GNNBENCH: Fair and Productive Benchmarking for Single-GPU GNN System
Yidong Gong, Pradeep Kumar
TL;DR
GnnBench addresses the lack of a standardized benchmark for single-GPU GNN systems by delivering a framework-agnostic benchmarking platform with stable System APIs and zero-copy tensor exchange via a Producer-Only DLPack protocol. It enables plug-and-play integration of diverse GNN kernels, automatically generates integration code through a DSL, and evaluates multiple existing systems to reveal accuracy pitfalls, framework overhead, and memory behavior. The experimental results show that many prior systems have accuracy and performance issues that are mitigated or clarified when benchmarked with GnnBench, and that framework overhead can dominate small-dataset runtimes, while mid-size datasets reveal true kernel performance.

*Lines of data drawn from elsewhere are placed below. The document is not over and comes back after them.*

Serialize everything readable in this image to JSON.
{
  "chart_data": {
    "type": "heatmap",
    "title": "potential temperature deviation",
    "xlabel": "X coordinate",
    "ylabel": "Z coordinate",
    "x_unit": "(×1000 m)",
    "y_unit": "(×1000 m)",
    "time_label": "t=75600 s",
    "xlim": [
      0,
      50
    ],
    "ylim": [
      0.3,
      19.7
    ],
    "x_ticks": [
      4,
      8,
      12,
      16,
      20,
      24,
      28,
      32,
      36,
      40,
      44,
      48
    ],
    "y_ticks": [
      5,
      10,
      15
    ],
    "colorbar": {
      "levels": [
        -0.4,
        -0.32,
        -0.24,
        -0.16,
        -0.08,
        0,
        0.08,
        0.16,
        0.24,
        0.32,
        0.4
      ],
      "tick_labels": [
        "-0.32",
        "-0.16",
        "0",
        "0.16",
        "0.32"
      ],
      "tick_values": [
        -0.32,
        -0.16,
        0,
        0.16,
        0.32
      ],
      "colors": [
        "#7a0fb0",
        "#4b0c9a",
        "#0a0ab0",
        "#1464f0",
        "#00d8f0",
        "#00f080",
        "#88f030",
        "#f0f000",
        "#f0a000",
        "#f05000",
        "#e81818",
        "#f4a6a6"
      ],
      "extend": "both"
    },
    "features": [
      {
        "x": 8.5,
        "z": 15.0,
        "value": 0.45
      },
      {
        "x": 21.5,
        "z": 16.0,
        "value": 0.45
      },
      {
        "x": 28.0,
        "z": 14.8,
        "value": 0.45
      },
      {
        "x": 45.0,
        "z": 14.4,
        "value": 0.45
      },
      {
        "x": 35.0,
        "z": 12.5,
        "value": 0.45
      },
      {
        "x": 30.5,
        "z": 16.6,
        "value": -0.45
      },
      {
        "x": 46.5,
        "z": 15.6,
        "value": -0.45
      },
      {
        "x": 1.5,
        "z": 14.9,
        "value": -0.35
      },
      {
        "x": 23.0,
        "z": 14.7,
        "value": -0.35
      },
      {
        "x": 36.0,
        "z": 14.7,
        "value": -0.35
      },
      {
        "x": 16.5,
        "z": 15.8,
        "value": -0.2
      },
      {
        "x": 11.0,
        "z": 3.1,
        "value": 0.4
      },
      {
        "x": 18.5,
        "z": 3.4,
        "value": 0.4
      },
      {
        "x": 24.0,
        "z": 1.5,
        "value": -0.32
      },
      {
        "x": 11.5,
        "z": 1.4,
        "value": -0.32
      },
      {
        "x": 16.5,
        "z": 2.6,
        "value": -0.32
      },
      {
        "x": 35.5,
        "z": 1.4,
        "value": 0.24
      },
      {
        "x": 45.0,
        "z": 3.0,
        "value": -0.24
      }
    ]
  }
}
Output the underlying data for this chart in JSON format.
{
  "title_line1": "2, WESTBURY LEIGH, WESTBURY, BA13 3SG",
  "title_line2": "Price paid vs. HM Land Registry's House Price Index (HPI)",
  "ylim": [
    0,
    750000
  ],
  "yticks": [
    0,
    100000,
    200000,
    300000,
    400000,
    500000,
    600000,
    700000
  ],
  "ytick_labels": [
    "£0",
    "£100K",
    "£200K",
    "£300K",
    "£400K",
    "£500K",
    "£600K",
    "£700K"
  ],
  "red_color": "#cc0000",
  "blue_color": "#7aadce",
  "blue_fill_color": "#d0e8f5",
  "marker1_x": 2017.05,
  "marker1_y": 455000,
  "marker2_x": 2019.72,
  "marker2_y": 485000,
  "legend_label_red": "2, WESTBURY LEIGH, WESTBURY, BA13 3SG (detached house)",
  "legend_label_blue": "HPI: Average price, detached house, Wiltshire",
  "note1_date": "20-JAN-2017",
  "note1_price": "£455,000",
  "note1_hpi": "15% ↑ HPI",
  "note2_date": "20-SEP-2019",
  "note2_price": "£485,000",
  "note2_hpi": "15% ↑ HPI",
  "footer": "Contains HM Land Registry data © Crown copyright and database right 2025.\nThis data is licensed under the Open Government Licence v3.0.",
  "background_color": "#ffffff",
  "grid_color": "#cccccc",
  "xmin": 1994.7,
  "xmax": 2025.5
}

The work demonstrates the platform’s practicality and versatility across PyTorch and TensorFlow, offering a fair baseline for future GNN innovations and guiding decisions about kernel fusion versus native implementations.
Abstract
We hypothesize that the absence of a standardized benchmark has allowed several fundamental pitfalls in GNN System design and evaluation that the community has overlooked. In this work, we propose GNNBench, a plug-and-play benchmarking platform focused on system innovation. GNNBench presents a new protocol to exchange their captive tensor data, supports custom classes in System APIs, and allows automatic integration of the same system module to many deep learning frameworks, such as PyTorch and TensorFlow. To demonstrate the importance of such a benchmark framework, we integrated several GNN systems. Our results show that integration with GNNBench helped us identify several measurement issues that deserve attention from the community.